The citron-bellied attila is 18 to 18.5 cm long and weighs 30 to 38 g. The sexes have the same plumage. Adults have a dark gray crown and face. Their upperparts and tail are mostly rufous-brown with a paler cinnamon-rufous rump. Their wings are dusky. Their throat is grayish white. Their underparts are mostly bright ochraceous that is yellower on the belly; the lower throat and breast have faint dusky streaks. They have a dark reddish brown iris, a grayish maxilla, a gray-tipped pinkish mandible, and gray legs and feet.

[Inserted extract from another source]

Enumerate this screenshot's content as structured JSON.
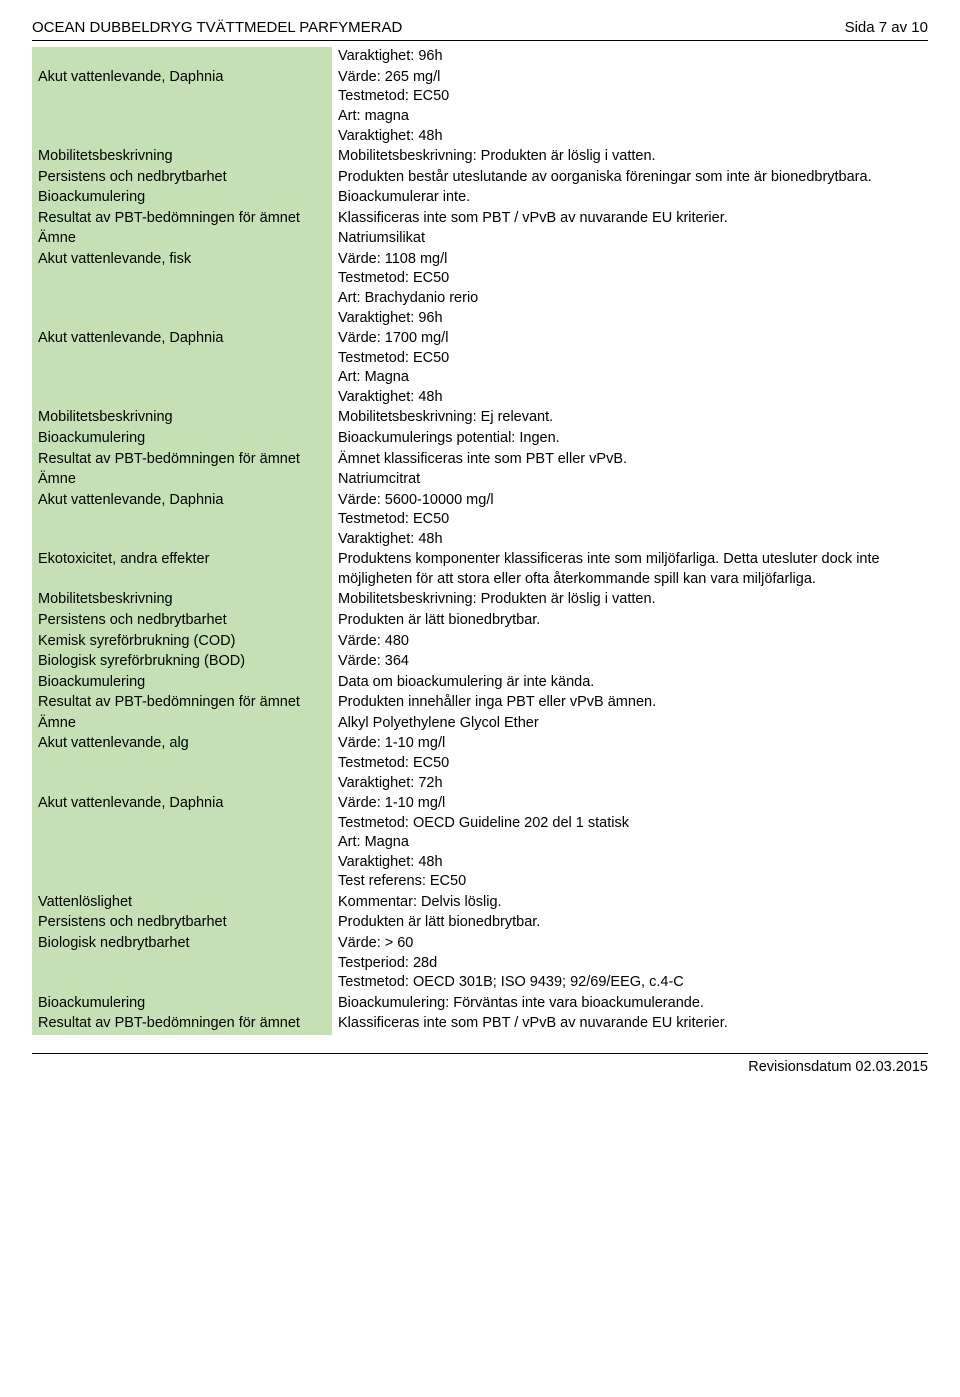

==Distribution and habitat==

The citron-bellied attila has a disjunct distribution in the western Amazon Basin. Its main range extends from eastern Colombia south through extreme eastern Ecuador and northeastern Peru and from that area east into far southern Venezuela and northwestern Brazil to the Negro River. Scattered populations are found further west in Colombia and further east in Brazil. It first was found in Bolivia, in the extreme northeast, in the early 2000s. It primarily inhabits the interior and edges of terra firme forest. In elevation it reaches 300 m in Colombia and Ecuador, 400 m in Venezuela, and 500 m in Brazil.

==Behavior==
===Movement===

The citron-bellied attila is believed to be a year-round resident.

===Feeding===

The citron-bellied attila feeds primarily on large arthropods and also includes fruit in its diet. It typically forages singly, sometimes in pairs, and sometimes joins mixed-species feeding flocks. It mostly forages from the forest's mid-story to its canopy. It takes prey and fruits by gleaning from vegetation and branches after a short sally from a perch.

===Breeding===

Nothing is known about the citron-bellied attila's breeding biology.

===Vocalization===

The citron-bellied attila's song is "a series of [about] 4–6 loud, rapid and slightly rising whee whistles followed by lower-pitched wu". It also makes "a flat-pitched whee-whee-whee-whee-whee".

==Status==

The IUCN has assessed the citron-bellied attila as being of Least Concern. It has a very large range; its population size is not known and is believed to be decreasing. No immediate threats have been identified. It is considered uncommon in Colombia and Peru, "rare and seemingly local" in Ecuador, and fairly common in Brazil. In Venezuela it is known only from a small number of records. It is found in several protected areas.